The significant advances achieved in the field of Biological Sciences since the late ’40s have been applied not only to demonstrate the interrelationships in terms of structure and function between living beings, sometimes so phylogenetically distant from each other, but also to seek unifying criteria in constant general terms for all systems that are considered alive (Bedoya, 1982). The answers regarding the structure and genetic characteristics of the hereditary material were obtained mainly from the critical contributions of E. Chargaff, M. Wilkins and R. Franklin, with which James Watson and Francis Crick in 1953 proposed the famous Double Helix model for the DNA (Watson & Crick, 1953), which based on its properties, made it possible to explain the genetic coding and all the characteristics that hereditary material must have, with the exception some viruses (Bedoya, 1982). From this moment on, a group of specialists have studied the DNA macromolecule, finding an apparent paradox: In this polymer of nucleotides was the underpinning unifying principle of almost all living systems, in which they have universally encoded similarities and differences (Bedoya, 1982). Since that time, we have also seen the flourishing of disciplines such as Molecular Biology and Biotechnology, the beginning of Molecular Genetics and Structural Biology (Mora-Rojas & Vélez-Jiménez, 2023), and the rise of Functional Genomics due to the Human Genome Project (HGP) results (Fig. 1).

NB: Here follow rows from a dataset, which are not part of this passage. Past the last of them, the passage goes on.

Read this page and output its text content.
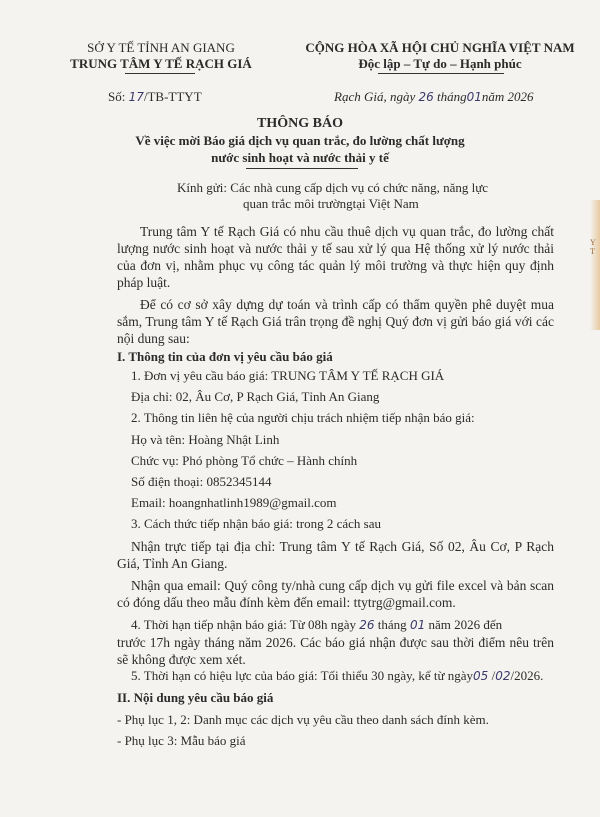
SỞ Y TẾ TỈNH AN GIANG
TRUNG TÂM Y TẾ RẠCH GIÁ
Số: 17/TB-TTYT
CỘNG HÒA XÃ HỘI CHỦ NGHĨA VIỆT NAM
Độc lập – Tự do – Hạnh phúc
Rạch Giá, ngày 26 tháng01năm 2026
THÔNG BÁO
Về việc mời Báo giá dịch vụ quan trắc, đo lường chất lượng
nước sinh hoạt và nước thải y tế
Kính gửi: Các nhà cung cấp dịch vụ có chức năng, năng lực
quan trắc môi trườngtại Việt Nam
Trung tâm Y tế Rạch Giá có nhu cầu thuê dịch vụ quan trắc, đo lường chất lượng nước sinh hoạt và nước thải y tế sau xử lý qua Hệ thống xử lý nước thải của đơn vị, nhằm phục vụ công tác quản lý môi trường và thực hiện quy định pháp luật.
Để có cơ sở xây dựng dự toán và trình cấp có thẩm quyền phê duyệt mua sắm, Trung tâm Y tế Rạch Giá trân trọng đề nghị Quý đơn vị gửi báo giá với các nội dung sau:
I. Thông tin của đơn vị yêu cầu báo giá
1. Đơn vị yêu cầu báo giá: TRUNG TÂM Y TẾ RẠCH GIÁ
Địa chỉ: 02, Âu Cơ, P Rạch Giá, Tỉnh An Giang
2. Thông tin liên hệ của người chịu trách nhiệm tiếp nhận báo giá:
Họ và tên: Hoàng Nhật Linh
Chức vụ: Phó phòng Tổ chức – Hành chính
Số điện thoại: 0852345144
Email: hoangnhatlinh1989@gmail.com
3. Cách thức tiếp nhận báo giá: trong 2 cách sau
Nhận trực tiếp tại địa chỉ: Trung tâm Y tế Rạch Giá, Số 02, Âu Cơ, P Rạch Giá, Tỉnh An Giang.
Nhận qua email: Quý công ty/nhà cung cấp dịch vụ gửi file excel và bản scan có đóng dấu theo mẫu đính kèm đến email: ttytrg@gmail.com.
4. Thời hạn tiếp nhận báo giá: Từ 08h ngày 26 tháng 01 năm 2026 đến
trước 17h ngày tháng năm 2026. Các báo giá nhận được sau thời điểm nêu trên sẽ không được xem xét.
5. Thời hạn có hiệu lực của báo giá: Tối thiểu 30 ngày, kể từ ngày05 /02/2026.
II. Nội dung yêu cầu báo giá
- Phụ lục 1, 2: Danh mục các dịch vụ yêu cầu theo danh sách đính kèm.
- Phụ lục 3: Mẫu báo giá
Y T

The HGP was a large-scale, highly complex, international biological and biomedical research effort (Collins, 2003). The first draft of the sequence was published in 2003 simultaneously by a public and a private organization, but the complete final sequence was published in 2022 (Kumar, 2023). The Genomic Era reached its zenith two decades ago, triggering the Postgenomic Era, characterized by the wide availability of the human genome sequence and complete genomes of reference organisms, a new conceptualization of the gene as part of the expression of the genome. Currently, it is possible to edit the genome and create synthetic DNA (Ahumada-Ayala et al., 2023), with great potential in health, but also raising profound bioethical debates that need to be kept in mind, for example, regarding manipulation and alteration of the human, ani- mal, and plant genomes.
In conclusion, professionals who work in Morphological Sciences, scientists focused on research in this area, and scholars dedicated to teaching these discipli- nes should remember that all these scientific-technological advances impact these disciplines and would not have been possible without solving the DNA molecular structure seventy years ago.